Regione Piemonte – Sanità: la rivolta dei camici bianchi!!!

I medici della Città della Salute di Torino sono in agitazione. Sotto accusa le politiche del governo regionale: tagli agli organici e straordinari non retribuiti. I sindacati: “Vogliono distruggere il sistema sanitario pubblico”. Cota: “Colpa dello Stato”.

“Tagli a organici e carriere, mancate assunzioni, ore di lavoro non pagate, attacchi alla libera professione, mancanza di coperture per il rischio professionale e aumento delle cause di risarcimento”. Il cahiers de doléances è come al solito ricchissimo e queste sono solo le principali ragioni della protesta dei medici della Città della Salute, che confluirà in un’assemblea indetta dalle organizzazioni sindacali Anaao, Cimo, Fassid e Aaroi domani mattina (ore 10,30) nell’aula magna del Cto.
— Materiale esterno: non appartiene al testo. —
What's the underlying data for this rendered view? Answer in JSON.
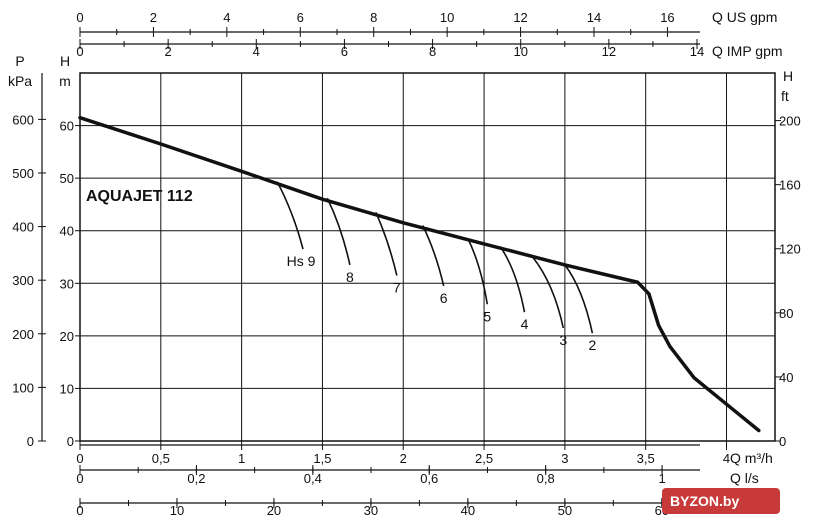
{
  "chart_data": {
    "type": "line",
    "title": "",
    "model_label": "AQUAJET 112",
    "watermark": "BYZON.by",
    "axes": {
      "flow_m3h": {
        "label": "Q m³/h",
        "range": [
          0,
          4.3
        ],
        "ticks": [
          "0",
          "0,5",
          "1",
          "1,5",
          "2",
          "2,5",
          "3",
          "3,5",
          "4"
        ]
      },
      "flow_ls": {
        "label": "Q l/s",
        "range": [
          0,
          1.194
        ],
        "ticks": [
          "0",
          "0,2",
          "0,4",
          "0,6",
          "0,8",
          "1"
        ]
      },
      "flow_lmin": {
        "label": "",
        "range": [
          0,
          71.67
        ],
        "ticks": [
          "0",
          "10",
          "20",
          "30",
          "40",
          "50",
          "60"
        ]
      },
      "flow_usgpm": {
        "label": "Q US gpm",
        "range": [
          0,
          18.93
        ],
        "ticks": [
          "0",
          "2",
          "4",
          "6",
          "8",
          "10",
          "12",
          "14",
          "16"
        ]
      },
      "flow_impgpm": {
        "label": "Q IMP gpm",
        "range": [
          0,
          15.77
        ],
        "ticks": [
          "0",
          "2",
          "4",
          "6",
          "8",
          "10",
          "12",
          "14"
        ]
      },
      "head_m": {
        "label_top": "H",
        "label_unit": "m",
        "range": [
          0,
          70
        ],
        "ticks": [
          "0",
          "10",
          "20",
          "30",
          "40",
          "50",
          "60"
        ]
      },
      "pressure_kpa": {
        "label_top": "P",
        "label_unit": "kPa",
        "range": [
          0,
          686.5
        ],
        "ticks": [
          "0",
          "100",
          "200",
          "300",
          "400",
          "500",
          "600"
        ]
      },
      "head_ft": {
        "label_top": "H",
        "label_unit": "ft",
        "range": [
          0,
          229.7
        ],
        "ticks": [
          "0",
          "40",
          "80",
          "120",
          "160",
          "200"
        ]
      }
    },
    "grid": true,
    "series": [
      {
        "name": "",
        "x": [
          0,
          0.5,
          1.0,
          1.5,
          2.0,
          2.5,
          3.0,
          3.3,
          3.45,
          3.52,
          3.58,
          3.65,
          3.8,
          4.0,
          4.2
        ],
        "y": [
          61.5,
          56.5,
          51.3,
          46.0,
          41.5,
          37.5,
          33.5,
          31.3,
          30.2,
          28.0,
          22.0,
          18.0,
          12.0,
          7.0,
          2.0
        ]
      }
    ],
    "suction_lift_curves": [
      {
        "label": "Hs 9",
        "x": [
          1.22,
          1.32,
          1.38
        ],
        "y": [
          49.3,
          43.5,
          36.5
        ]
      },
      {
        "label": "8",
        "x": [
          1.53,
          1.62,
          1.67
        ],
        "y": [
          46.2,
          40.5,
          33.5
        ]
      },
      {
        "label": "7",
        "x": [
          1.83,
          1.91,
          1.96
        ],
        "y": [
          43.5,
          38.0,
          31.5
        ]
      },
      {
        "label": "6",
        "x": [
          2.12,
          2.2,
          2.25
        ],
        "y": [
          41.0,
          36.0,
          29.5
        ]
      },
      {
        "label": "5",
        "x": [
          2.4,
          2.48,
          2.52
        ],
        "y": [
          38.5,
          33.5,
          26.0
        ]
      },
      {
        "label": "4",
        "x": [
          2.6,
          2.7,
          2.75
        ],
        "y": [
          37.0,
          32.5,
          24.5
        ]
      },
      {
        "label": "3",
        "x": [
          2.8,
          2.93,
          2.99
        ],
        "y": [
          35.0,
          30.0,
          21.5
        ]
      },
      {
        "label": "2",
        "x": [
          3.0,
          3.11,
          3.17
        ],
        "y": [
          33.5,
          29.0,
          20.5
        ]
      }
    ]
  }
}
Un attacco che giunge proprio mentre la più importante azienda sanitaria torinese vive una fase di passaggio, tra l’addio del direttore generale Angelo Del Favero, destinato al vertice dell’Istituto Superiore di Sanità, e chi dovrà rilevarne il testimone (si parla di Maurizio Dall’Acqua, attualmente dg dell’Asl To2, ma anche di altri direttori come Giorgio Rabino, Maurizio Dore, Gian Paolo Zanetta e Mario Pasino).

«L’attuale governo regionale piemontese, delegittimato dal comportamento disgustoso dei suoi componenti, e ispirato unicamente dalla sua innata incompetenza, procede imperterrito nell’opera di distruzione del Servizio Sanitario – si legge in una virulenta nota dell’Anaao -. La costituzione della cosiddetta Città della Salute, con l’accorpamento di Molinette, Cto, Sant’Anna e Regina Margherita, ne è l’esempio: dopo due anni di “riorganizzazione”, questa non ha portato nulla, se non maggiori disagi a cittadinanza e operatori sanitari».

Il teorema dei rappresentanti di medici, dirigenti e anestesisti è la volontà della Regione Piemonte di «distruggere» il sistema sanitario pubblico, «rendendo impossibile la vita dei medici». Alcuni esempi? «L’ospedale funziona grazie alla montagna di ore di straordinari non retribuiti e non riconosciuti che fanno quotidianamente i suoi dipendenti – afferma Maurizio Dagna, referente Anaao del Cto -. Il contratto è bloccato da tre anni e lo sarà ancora per uno o due. Per non parlare dell’esplosione delle cause di risarcimento di cui ora devono rispondere in prima persona medici e infermieri». Quest’ultimo punto è una ferita aperta: da quando le Molinette, come altre Asl e Aso, hanno deciso di non sottoscrivere più polizze assicurative per le cause risarcitorie, a rimetterci è stato il personale medico e infermieristico. Le aziende sanitarie, infatti, avrebbero valutato più conveniente l’istituzione di un fondo ad hoc per la gestione delle cause, salvo poi rivalersi sul personale in caso di sconfitta.

Intanto da Roma il governatore Roberto Cota, impegnato nei lavori della Conferenza delle Regioni per il riparto del Fondo nazionale da 109,9 miliardi ha manifestato soddisfazione per l’applicazione dei costi standard: «A noi i costi standard vanno benissimo, siamo per l’immediata introduzione, anche in questo caso si riafferma la virtuosità del Piemonte, l’applicazione, infatti, ci premia. Il problema è lo Stato che ha ridotto la quota complessiva dei fondi per la sanità e adesso per far funzionare il sistema sanitario nazionale dobbiamo decidere come gestire il cosiddetto fondino».